Coronavirus has caused all kinds of mayhem. Financial markets cratering. Borders closing. Whole nations under lockdown. Panic, like panic buying and hoarding. Catastrophic enough for you? We probably wouldn’t have imagined any of those things just a few short months ago, even though this was a troubled age.
And yet the truth is that Coronavirus is just a harbinger of things to come.Much, much bigger and far, far more…catastrophic…catastrophes. Like climate change. Like mass extinction. The waves of migration that ensue. The globe’s growing inequality and resource scarcity. And the authoritarianism all that, in turn, breeds. Let me put that another way.
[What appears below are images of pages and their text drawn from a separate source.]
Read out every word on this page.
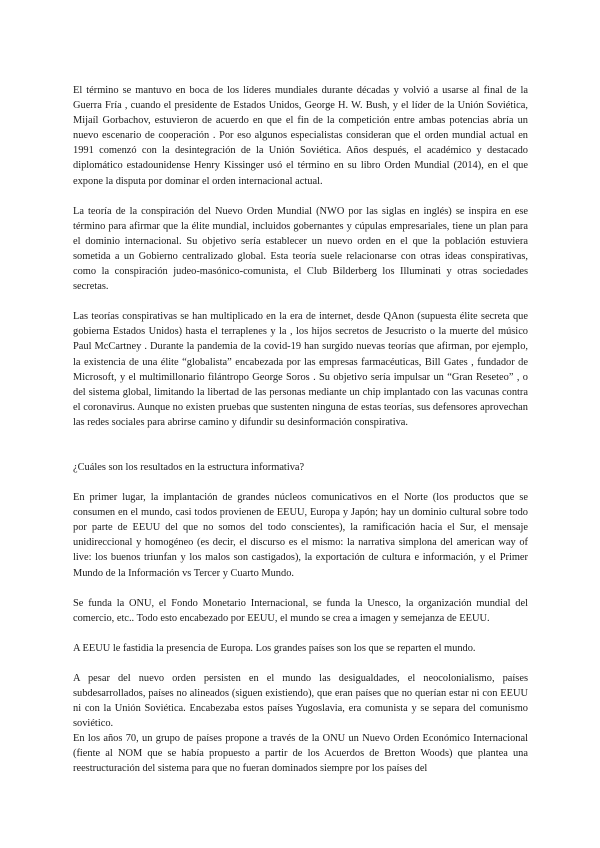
El término se mantuvo en boca de los líderes mundiales durante décadas y volvió a usarse al final de la Guerra Fría , cuando el presidente de Estados Unidos, George H. W. Bush, y el líder de la Unión Soviética, Mijaíl Gorbachov, estuvieron de acuerdo en que el fin de la competición entre ambas potencias abría un nuevo escenario de cooperación . Por eso algunos especialistas consideran que el orden mundial actual en 1991 comenzó con la desintegración de la Unión Soviética. Años después, el académico y destacado diplomático estadounidense Henry Kissinger usó el término en su libro Orden Mundial (2014), en el que expone la disputa por dominar el orden internacional actual.

La teoría de la conspiración del Nuevo Orden Mundial (NWO por las siglas en inglés) se inspira en ese término para afirmar que la élite mundial, incluidos gobernantes y cúpulas empresariales, tiene un plan para el dominio internacional. Su objetivo sería establecer un nuevo orden en el que la población estuviera sometida a un Gobierno centralizado global. Esta teoría suele relacionarse con otras ideas conspirativas, como la conspiración judeo-masónico-comunista, el Club Bilderberg los Illuminati y otras sociedades secretas.

Las teorías conspirativas se han multiplicado en la era de internet, desde QAnon (supuesta élite secreta que gobierna Estados Unidos) hasta el terraplenes y la , los hijos secretos de Jesucristo o la muerte del músico Paul McCartney . Durante la pandemia de la covid-19 han surgido nuevas teorías que afirman, por ejemplo, la existencia de una élite “globalista” encabezada por las empresas farmacéuticas, Bill Gates , fundador de Microsoft, y el multimillonario filántropo George Soros . Su objetivo sería impulsar un “Gran Reseteo” , o del sistema global, limitando la libertad de las personas mediante un chip implantado con las vacunas contra el coronavirus. Aunque no existen pruebas que sustenten ninguna de estas teorías, sus defensores aprovechan las redes sociales para abrirse camino y difundir su desinformación conspirativa.

¿Cuáles son los resultados en la estructura informativa?

En primer lugar, la implantación de grandes núcleos comunicativos en el Norte (los productos que se consumen en el mundo, casi todos provienen de EEUU, Europa y Japón; hay un dominio cultural sobre todo por parte de EEUU del que no somos del todo conscientes), la ramificación hacia el Sur, el mensaje unidireccional y homogéneo (es decir, el discurso es el mismo: la narrativa simplona del american way of live: los buenos triunfan y los malos son castigados), la exportación de cultura e información, y el Primer Mundo de la Información vs Tercer y Cuarto Mundo.

Se funda la ONU, el Fondo Monetario Internacional, se funda la Unesco, la organización mundial del comercio, etc.. Todo esto encabezado por EEUU, el mundo se crea a imagen y semejanza de EEUU.

A EEUU le fastidia la presencia de Europa. Los grandes países son los que se reparten el mundo.

A pesar del nuevo orden persisten en el mundo las desigualdades, el neocolonialismo, países subdesarrollados, países no alineados (siguen existiendo), que eran países que no querían estar ni con EEUU ni con la Unión Soviética. Encabezaba estos países Yugoslavia, era comunista y se separa del comunismo soviético.

En los años 70, un grupo de países propone a través de la ONU un Nuevo Orden Económico Internacional (fiente al NOM que se había propuesto a partir de los Acuerdos de Bretton Woods) que plantea una reestructuración del sistema para que no fueran dominados siempre por los países del
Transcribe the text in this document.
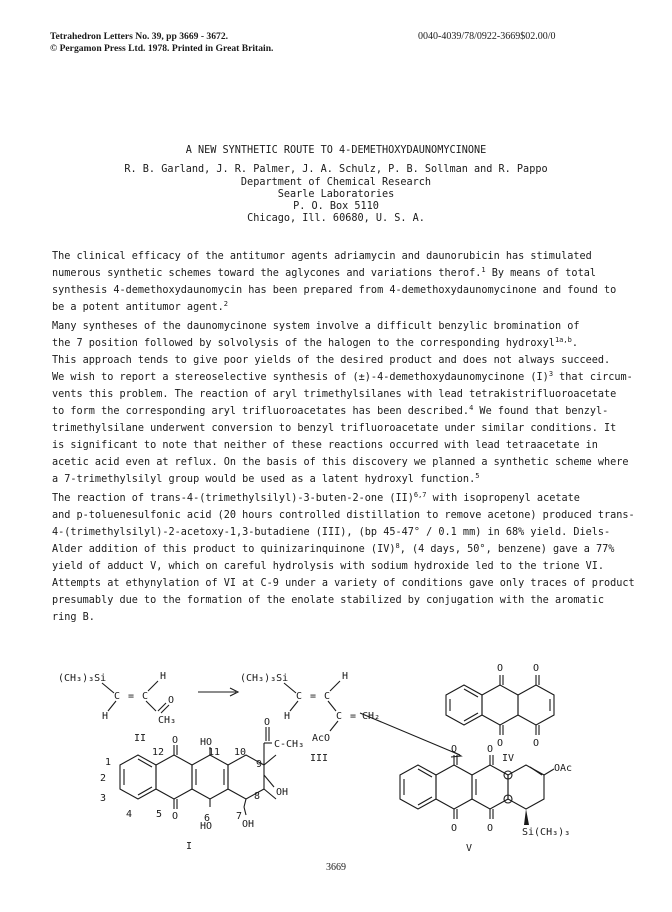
Tetrahedron Letters No. 39, pp 3669 - 3672.
© Pergamon Press Ltd. 1978. Printed in Great Britain.
0040-4039/78/0922-3669$02.00/0
A NEW SYNTHETIC ROUTE TO 4-DEMETHOXYDAUNOMYCINONE
R. B. Garland, J. R. Palmer, J. A. Schulz, P. B. Sollman and R. Pappo
Department of Chemical Research
Searle Laboratories
P. O. Box 5110
Chicago, Ill. 60680, U. S. A.
The clinical efficacy of the antitumor agents adriamycin and daunorubicin has stimulated
numerous synthetic schemes toward the aglycones and variations therof.$^1$ By means of total
synthesis 4-demethoxydaunomycin has been prepared from 4-demethoxydaunomycinone and found to
be a potent antitumor agent.$^2$
Many syntheses of the daunomycinone system involve a difficult benzylic bromination of
the 7 position followed by solvolysis of the halogen to the corresponding hydroxyl$^{1a,b}$.
This approach tends to give poor yields of the desired product and does not always succeed.
We wish to report a stereoselective synthesis of (±)-4-demethoxydaunomycinone $(I)^3$ that circum-
vents this problem. The reaction of aryl trimethylsilanes with lead tetrakistrifluoroacetate
to form the corresponding aryl trifluoroacetates has been described.$^4$ We found that benzyl-
trimethylsilane underwent conversion to benzyl trifluoroacetate under similar conditions. It
is significant to note that neither of these reactions occurred with lead tetraacetate in
acetic acid even at reflux. On the basis of this discovery we planned a synthetic scheme where
a 7-trimethylsilyl group would be used as a latent hydroxyl function.$^5$
The reaction of trans-4-(trimethylsilyl)-3-buten-2-one (II)$^{6,7}$ with isopropenyl acetate
and p-toluenesulfonic acid (20 hours controlled distillation to remove acetone) produced trans-
4-(trimethylsilyl)-2-acetoxy-1,3-butadiene (III), (bp 45-47° / 0.1 mm) in 68% yield. Diels-
Alder addition of this product to quinizarinquinone (IV)$^8$, (4 days, 50°, benzene) gave a 77%
yield of adduct V, which on careful hydrolysis with sodium hydroxide led to the trione VI.
Attempts at ethynylation of VI at C-9 under a variety of conditions gave only traces of product
presumably due to the formation of the enolate stabilized by conjugation with the aromatic
ring B.
(CH₃)₃Si
C
H
= C
H
O
CH₃
II
(CH₃)₃Si
C
H
= C
H
C = CH₂
AcO
III
O
O
O
O
IV
1
2
3
4 5	6	7
8
9
10
11
12
O
O
HO
HO
OH
OH
O
C-CH₃
I
O
O
O
O
OAc
Si(CH₃)₃
V
3669
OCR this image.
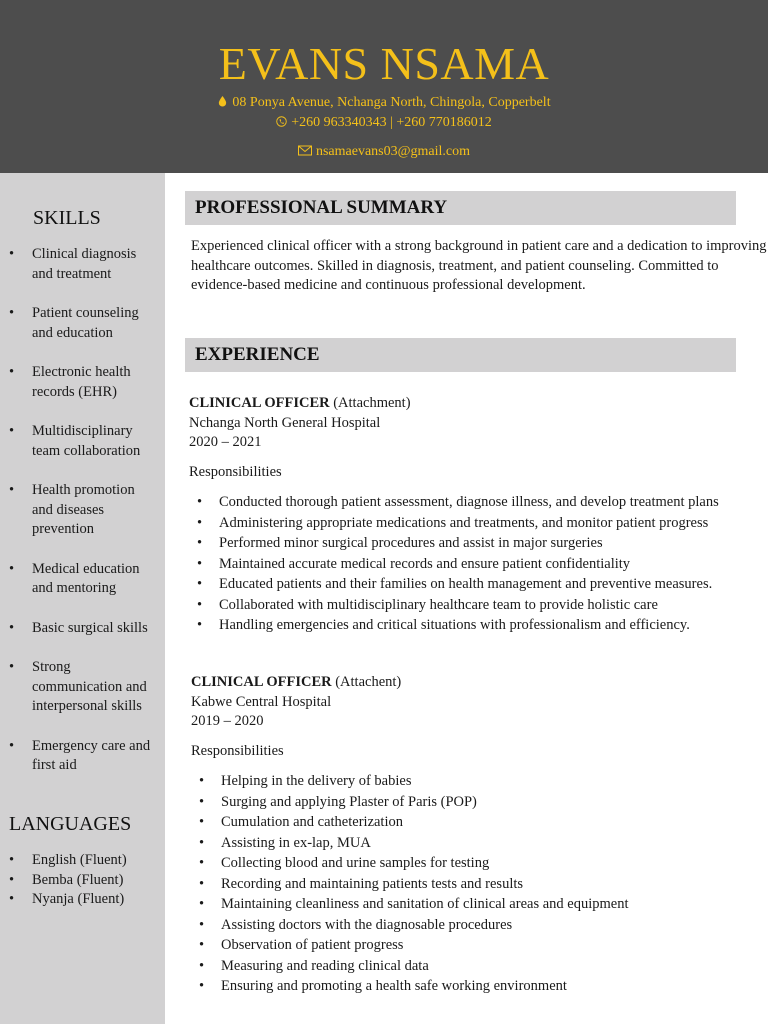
EVANS NSAMA
08 Ponya Avenue, Nchanga North, Chingola, Copperbelt
+260 963340343 | +260 770186012
nsamaevans03@gmail.com
SKILLS
• Clinical diagnosis and treatment
• Patient counseling and education
• Electronic health records (EHR)
• Multidisciplinary team collaboration
• Health promotion and diseases prevention
• Medical education and mentoring
• Basic surgical skills
• Strong communication and interpersonal skills
• Emergency care and first aid
LANGUAGES
• English (Fluent)
• Bemba (Fluent)
• Nyanja (Fluent)
PROFESSIONAL SUMMARY
Experienced clinical officer with a strong background in patient care and a dedication to improving
healthcare outcomes. Skilled in diagnosis, treatment, and patient counseling. Committed to
evidence-based medicine and continuous professional development.
EXPERIENCE
CLINICAL OFFICER (Attachment)
Nchanga North General Hospital
2020 – 2021
Responsibilities
• Conducted thorough patient assessment, diagnose illness, and develop treatment plans
• Administering appropriate medications and treatments, and monitor patient progress
• Performed minor surgical procedures and assist in major surgeries
• Maintained accurate medical records and ensure patient confidentiality
• Educated patients and their families on health management and preventive measures.
• Collaborated with multidisciplinary healthcare team to provide holistic care
• Handling emergencies and critical situations with professionalism and efficiency.
CLINICAL OFFICER (Attachent)
Kabwe Central Hospital
2019 – 2020
Responsibilities
• Helping in the delivery of babies
• Surging and applying Plaster of Paris (POP)
• Cumulation and catheterization
• Assisting in ex-lap, MUA
• Collecting blood and urine samples for testing
• Recording and maintaining patients tests and results
• Maintaining cleanliness and sanitation of clinical areas and equipment
• Assisting doctors with the diagnosable procedures
• Observation of patient progress
• Measuring and reading clinical data
• Ensuring and promoting a health safe working environment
The choice of catastrophes we face this century is genuinely stunning, staggering, beggars belief. Climate change? Check. Mass extinction? Check. Resource scarcity? Check. Ecological collapse? Financial crisis? Economic stagnation? Fast becoming depression? Runaway inequality? Failed global economy? Structural and institutional failure to respond to any of it well? Check, check, check. Can you think of another century like that? Perhaps the 13th, or maybe the 16th — but the examples, really, are few and far between. We are in a deep, deep mess, like probably never before in history. We have so many urgent and catastrophic problems as a world that they are all beginning to collide and intersect and explode, like mere wildfires becoming megafires — and if you doubt that, just take a look at what happens when an idiot demagogue is put in charge of a nation during a global pandemic: calamity is added to catastrophe.
That’s the simplest way to think about this age. Catastrophes aren’t just additive. An idiot President during a pandemic isn’t 2+2. It’s more like three to the power of three, or four to the power of four. The harm and damage and suffering explodes, multiplicatively, exponentially. Catastrophes multiply and multiply atop one another, in a kind of grim combinatorial mathematics of implosion — they don’t simply add up politely, cautiously, controllably, slowly. A demagogue in charge of a country during a pandemic is like dropping napalm on a megafire.
It’s in that way that Coronavirus is just a dry run for the future.